In an updated release of Go Girl! Raising Healthy, Confident and Successful Girls though Sports (Sourcebooks), Hannah Storm, ESPN sportscaster and mother of three daughters lays out a roadmap for parents who want to encourage their daughters’ continued participation in sports at an age where more and more girls pass athletics up.
“I wrote Go, Girl!, after realizing that even though I had been a sportscaster for most of my career, I really didn’t know the basics about my own daughters and sports participation,” says Hannah. “There was no resource out there that encompassed everything from how to teach your daughter to ride a bike, to coaching, nutrition and sportsmanship. I came to learn how sports are uniquely beneficial to girls in terms of their self-esteem, body image and academic performance. It really helped me with my own daughters and I hope it’s a good resource for parents as well.”
Hannah helps parents take an active role in supporting their daughter’s athletic interests, giving her the edge she needs to excel in life. A blue-ribbon committee formed by the President’s Council on Physical Fitness and Sports released a study showing that high school girls who play sports are more likely to get better grades in school, graduate, and have higher levels of confidence and lower levels of depression. As little as four hours of exercise per week may reduce a teenage girl’s risk of breast cancer by up to 60 percent.

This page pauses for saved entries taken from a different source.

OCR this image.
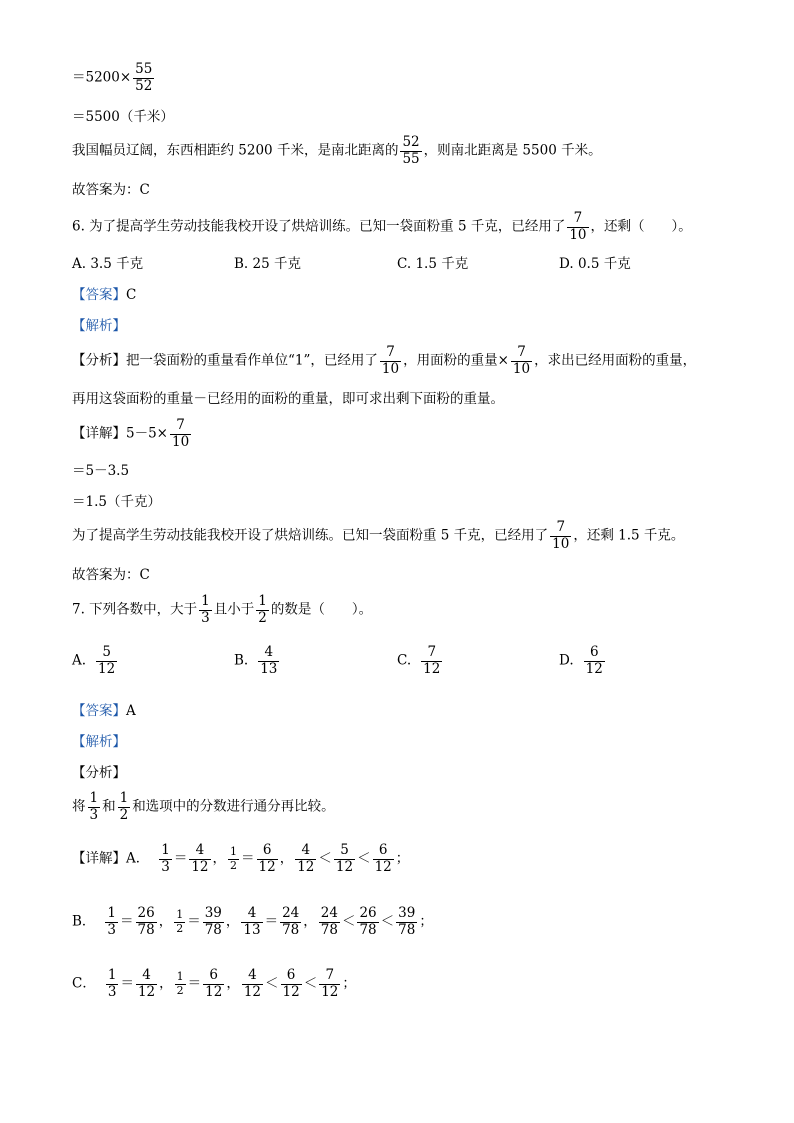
$=5200\times \frac{55}{52}$
＝5500（千米）
我国幅员辽阔，东西相距约 5200 千米，是南北距离的 $\frac{52}{55}$ ，则南北距离是 5500 千米。
故答案为：C
6. 为了提高学生劳动技能我校开设了烘焙训练。已知一袋面粉重 5 千克，已经用了 $\frac{7}{10}$ ，还剩（　　）。
A. 3.5 千克	B. 25 千克	C. 1.5 千克	D. 0.5 千克
【答案】C
【解析】
【分析】把一袋面粉的重量看作单位“1”，已经用了 $\frac{7}{10}$ ，用面粉的重量× $\frac{7}{10}$ ，求出已经用面粉的重量，
再用这袋面粉的重量－已经用的面粉的重量，即可求出剩下面粉的重量。
【详解】$5-5\times \frac{7}{10}$
＝5－3.5
＝1.5（千克）
为了提高学生劳动技能我校开设了烘焙训练。已知一袋面粉重 5 千克，已经用了 $\frac{7}{10}$ ，还剩 1.5 千克。
故答案为：C
7. 下列各数中，大于 $\frac{1}{3}$ 且小于 $\frac{1}{2}$ 的数是（　　）。
A. $\frac{5}{12}$	B. $\frac{4}{13}$	C. $\frac{7}{12}$	D. $\frac{6}{12}$
【答案】A
【解析】
【分析】
将 $\frac{1}{3}$ 和 $\frac{1}{2}$ 和选项中的分数进行通分再比较。
【详解】A． $\frac{1}{3} = \frac{4}{12}$ ， $\frac{1}{2} = \frac{6}{12}$ ， $\frac{4}{12} < \frac{5}{12} < \frac{6}{12}$ ；
B． $\frac{1}{3} = \frac{26}{78}$ ， $\frac{1}{2} = \frac{39}{78}$ ， $\frac{4}{13} = \frac{24}{78}$ ， $\frac{24}{78} < \frac{26}{78} < \frac{39}{78}$ ；
C． $\frac{1}{3} = \frac{4}{12}$ ， $\frac{1}{2} = \frac{6}{12}$ ， $\frac{4}{12} < \frac{6}{12} < \frac{7}{12}$ ；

Despite the numerous benefits that come from athletics, adolescent girls are still not encouraged to participate in sports nearly as much as boys are. Go Girl! shows parents:
- When to start your child in organized spots, and how to choose the right sport
- How to keep pre-teens and teenagers interested
- What to do if your child shows elite potential
- How to evaluate your child’s coach
- What it means to be a good sports parent
Go Girl! is the ultimate guide to making sure that young girls take on life with confidence, passion, and a love of the game.
About the Author
Hannah Storm, an award-winning sportscaster and newscaster, hosts the weekday edition of ESPN’s SportsCenter. She also anchors SportsCenter’s coverage of marquee events, including Grand Slam tennis and the NBA Finals. In 2008, she founded BrainStormin' Productions. Her first project, which she received The 2011 Gracie Award from the Alliance for Women in Media for Outstanding Producer News/Non-fiction, was “Unmatched,” the critically acclaimed documentary chronicling the rivalry between Chris Evert and Martina Navratilova. She produced the film for ESPN’s “30 for 30” series. Storm also created the Hannah Storm Foundation in 2008, which raises awareness and provides treatment for children suffering from debilitating and disfiguring vascular birthmarks. The Hannah Storm Foundation is partners with the Vascular Birthmark Institute of NY to assist patients with surgical costs and to affect change in the area of insurance coverage. Previously, Storm worked at CBS News, NBC Sports and CNN. Storm is on the Board of Advisors for espnW, the network’s new initiative for women’s programming.